There are different methods for different conditions and you may need to use all of them in the passage of one storm.
1. Heaving to is a viable scheme when the waves are not breaking, the boat is not in danger of being rolled, and you need to roughly maintain your position. Otherwise, a tactic for a moderate storm. You back the storm jib and put the helm hard over so the boat lies with the bow slightly to windward called fore reaching. Boat will sail, after a fashion, into the storm, motion of the boat will be more bearable, and you won't have anything to do so can stay below and rest. Some boats, especially fin keel types, will not reach a state of equilibrium so can't be hove to.
2. A sea anchor stops the boat dead in the water with minimal drift and is deployed off the bow. Will work if conditions aren't too bad but if waves develop very steep faces and/or are breaking, boat can be thrown backward putting extreme pressures on the rudder and probably disabling it.
3. Drogues deployed from the stern slow the boat down and give directional stability. They can be anything from long lengths of line in a 'U' streamed aft possibly with some old tires added to a commercial drogue of various designs.
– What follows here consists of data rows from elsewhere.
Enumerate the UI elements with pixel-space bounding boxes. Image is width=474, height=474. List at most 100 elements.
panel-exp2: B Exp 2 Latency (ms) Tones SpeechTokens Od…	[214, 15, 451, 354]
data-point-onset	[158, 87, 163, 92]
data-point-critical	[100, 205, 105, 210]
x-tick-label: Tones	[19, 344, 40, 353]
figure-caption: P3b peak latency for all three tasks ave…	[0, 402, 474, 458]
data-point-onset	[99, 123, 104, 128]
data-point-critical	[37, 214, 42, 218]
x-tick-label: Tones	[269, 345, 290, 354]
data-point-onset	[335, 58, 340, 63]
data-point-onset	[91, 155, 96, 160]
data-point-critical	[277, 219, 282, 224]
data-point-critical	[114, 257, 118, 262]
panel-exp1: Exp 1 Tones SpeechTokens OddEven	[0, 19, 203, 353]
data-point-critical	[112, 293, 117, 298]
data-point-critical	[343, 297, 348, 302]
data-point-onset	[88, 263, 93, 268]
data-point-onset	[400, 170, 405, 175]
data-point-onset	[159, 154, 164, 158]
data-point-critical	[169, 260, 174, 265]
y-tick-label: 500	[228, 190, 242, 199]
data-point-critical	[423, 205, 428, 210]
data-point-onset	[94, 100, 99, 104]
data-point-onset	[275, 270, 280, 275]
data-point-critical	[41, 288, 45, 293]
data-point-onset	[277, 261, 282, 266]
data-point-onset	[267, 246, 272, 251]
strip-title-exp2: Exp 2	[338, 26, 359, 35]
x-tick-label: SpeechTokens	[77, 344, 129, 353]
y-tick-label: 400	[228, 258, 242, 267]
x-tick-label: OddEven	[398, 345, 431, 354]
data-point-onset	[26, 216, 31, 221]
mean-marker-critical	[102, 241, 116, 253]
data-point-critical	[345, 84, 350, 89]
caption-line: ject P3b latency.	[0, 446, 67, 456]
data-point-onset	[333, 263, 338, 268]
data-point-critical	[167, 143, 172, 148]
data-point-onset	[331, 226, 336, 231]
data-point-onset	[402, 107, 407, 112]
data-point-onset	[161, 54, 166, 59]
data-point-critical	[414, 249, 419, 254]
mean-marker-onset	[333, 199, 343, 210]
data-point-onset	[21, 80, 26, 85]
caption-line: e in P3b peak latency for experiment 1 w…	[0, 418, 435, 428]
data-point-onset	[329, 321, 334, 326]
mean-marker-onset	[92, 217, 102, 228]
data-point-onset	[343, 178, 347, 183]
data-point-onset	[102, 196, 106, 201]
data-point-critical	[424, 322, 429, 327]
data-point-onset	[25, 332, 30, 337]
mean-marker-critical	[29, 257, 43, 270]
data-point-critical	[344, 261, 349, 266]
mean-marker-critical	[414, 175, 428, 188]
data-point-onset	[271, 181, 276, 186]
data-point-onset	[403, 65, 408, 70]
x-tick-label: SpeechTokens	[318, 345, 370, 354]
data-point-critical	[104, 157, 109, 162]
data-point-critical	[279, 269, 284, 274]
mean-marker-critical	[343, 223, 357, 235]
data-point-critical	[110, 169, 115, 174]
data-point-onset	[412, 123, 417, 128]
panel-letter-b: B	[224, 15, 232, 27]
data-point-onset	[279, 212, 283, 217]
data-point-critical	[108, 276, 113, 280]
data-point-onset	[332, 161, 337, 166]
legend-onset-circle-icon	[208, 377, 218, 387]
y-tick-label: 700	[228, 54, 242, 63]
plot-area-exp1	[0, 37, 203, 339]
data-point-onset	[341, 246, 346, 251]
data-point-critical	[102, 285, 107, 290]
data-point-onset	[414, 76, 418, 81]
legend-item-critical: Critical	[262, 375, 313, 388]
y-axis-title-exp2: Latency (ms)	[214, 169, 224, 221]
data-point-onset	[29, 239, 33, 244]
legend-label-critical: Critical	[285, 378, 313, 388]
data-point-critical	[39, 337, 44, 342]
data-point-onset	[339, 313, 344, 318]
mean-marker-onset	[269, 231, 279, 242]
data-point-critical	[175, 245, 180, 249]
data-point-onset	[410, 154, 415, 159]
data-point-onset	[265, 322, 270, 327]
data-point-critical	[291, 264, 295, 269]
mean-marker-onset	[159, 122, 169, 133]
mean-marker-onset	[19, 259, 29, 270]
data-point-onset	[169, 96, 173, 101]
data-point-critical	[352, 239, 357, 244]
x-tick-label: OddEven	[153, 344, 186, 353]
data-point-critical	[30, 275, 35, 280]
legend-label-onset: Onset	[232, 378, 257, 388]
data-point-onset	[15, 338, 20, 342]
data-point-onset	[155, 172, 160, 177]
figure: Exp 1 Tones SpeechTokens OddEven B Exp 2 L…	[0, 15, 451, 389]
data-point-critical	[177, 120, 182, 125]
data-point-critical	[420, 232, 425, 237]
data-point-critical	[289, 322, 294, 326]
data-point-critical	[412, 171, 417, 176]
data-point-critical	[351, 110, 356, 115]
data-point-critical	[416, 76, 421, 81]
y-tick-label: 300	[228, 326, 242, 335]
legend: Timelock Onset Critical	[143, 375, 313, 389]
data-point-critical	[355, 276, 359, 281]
This system works through a large variety of conditions as the drogue keeps the boat heading down wave and slow enough that it won't bury the bow and broach or pitchpole at the bottom of a wave. It will normally get you through even extreme conditions as long as you have sea room. Problems are if the drogue slows you down too much and waves are too steep, you will be constantly pooped as the waves roll over you. Nice to have a couple of different sized drogues to deploy under different conditions to vary the boats speed to keep water out of the cockpit. You definitely want to be able to secure any way water can get below from the cockpit. No matter how careful you are, you will occasionally get pooped if conditions are bad enough. The main hatch is a big offender and should have barrel boats that can lock it in from sliding from the inside.
4 The last method is to surf the waves. Moitessier did this in a truly horrific storm in the southern ocean and racers have also done it in their 'win at any risk mentality'. It's indicated if the drogue is either slowing you down too much so you are playing submarine, constantly being inundated from the oncoming waves, or the drogue isn't slowing you enough and there is the danger of broaching/pitchpoling. This requires a very good helmsman and a boat with very good rudder control. Essentially you steer the boat at an angle to the oncoming waves and surf down the face. It's dangerous as a miscalculation can leave you broadside to a breaking wave or bury the bow and pitchpole. Need to be able to sense the waves and be very alert. Usually not a big thing on a racing boat with large crew so the helmsman can be rotated out regularly. A truly herculean undertaking for a short handed/solo cruising boat, however. Read Moitessier's book, Cape Horn, the Logical Route. to get a feel for the conditions where this might be the only choice.

Kevin, don't hold out. What kind of boat is the O/P sailing.